Basically, I started thinking about my own family. I admit it, I'm jealous. But not in a oh-I-want-to-wreak-havoc-on-you type of way, more of a I-want-it-too type of way. Her family is so normal and together and happy and her parents are so loving towards each other. It just made the fact that distance separates mine even more apparent. My parents are not divorced or anything, don't get me wrong. It's just that I moved here when I was in Standard Four for certain reasons and my dad stayed back in Terengganu to work. Things have just been like that ever since. Getting to see my dad is like a privilege not often to be had. But when I do see him, it's definitely one of the happiest moments of my life. Not that I'm not happy when I'm with my mom, she's awesome. Having both of them together at the same time is a phenomenal feeling.

Sometimes I wonder, if my dad was here with me all the time, maybe I wouldn't have turned out to be a juvenile delinquent when I was in secondary school. Maybe I would have been a better person, a more worthy person. It keeps bugging me, wondering what could have been. Family occasions are never complete, there's always something missing.

Maybe that's one of the reasons I love Terengganu so much, partially because of the beautiful white beaches, the scrumptious keropok lekor, the beautiful star-filled sky at night but mostly because my dad is there. Terengganu is the only place where I can ever feel like I belong in a family, it's the place where I feel happy and normal for once. Although I don't like it for a variety of reasons such as my allergy to dog hair kicks up when I'm there, it's eff-ing boring there, freaking hot or rainy most of the time, the shopping mall there is worse than PKNS, Streamyx sucks even more there etc. However, I'll endure it - no big deal.

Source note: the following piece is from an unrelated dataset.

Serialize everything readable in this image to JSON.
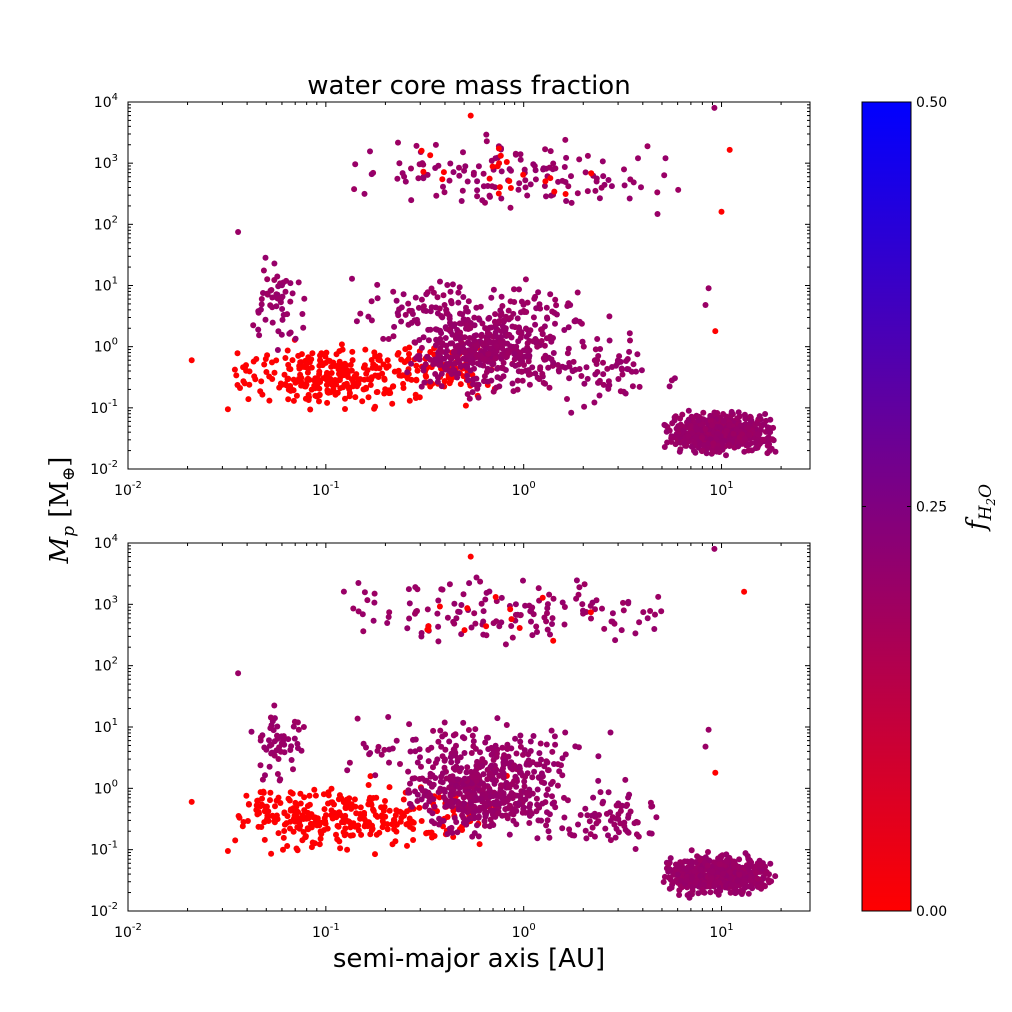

My sister and mom left for Terengganu today, I'll be leaving myself in four days time but right now, I feel so lonely without my sister cracking lame jokes beside me. So unfair! They get to go before me... T_T
Sometimes I wonder what my dad feels, living there alone with those three humongous dogs to keep him company [Dusky, Ranger and X'Ter the 2nd]. He calls us every night through video call for about half an hour and we joke and laugh and all that. But at the same time, it's just his voice and face I'm seeing. I can't whack his round tummy or play with his balding hair [hopefully technology advances far enough to be able to allow contact through phones - right].

Well, I guess I'm feeling better now that I've blogged about it. I'm finally able to be honest with myself and let it all go. No more pretending to be okay and faking for me, I'm sick of that. Thankfully it won't be long before I join them at Terengganu, yay me! ^_^

P.S. Please do appreciate your family, no matter how annoying or pesky some of them may be. Life is short [cliche] so if you don't start appreciating them now, when will you?

P.P.S Owh gosh, look at me - I've turned into an emo-freak! Giving out advice on family bonds and ties kononnya. Okay okay back to normal already. Toodles!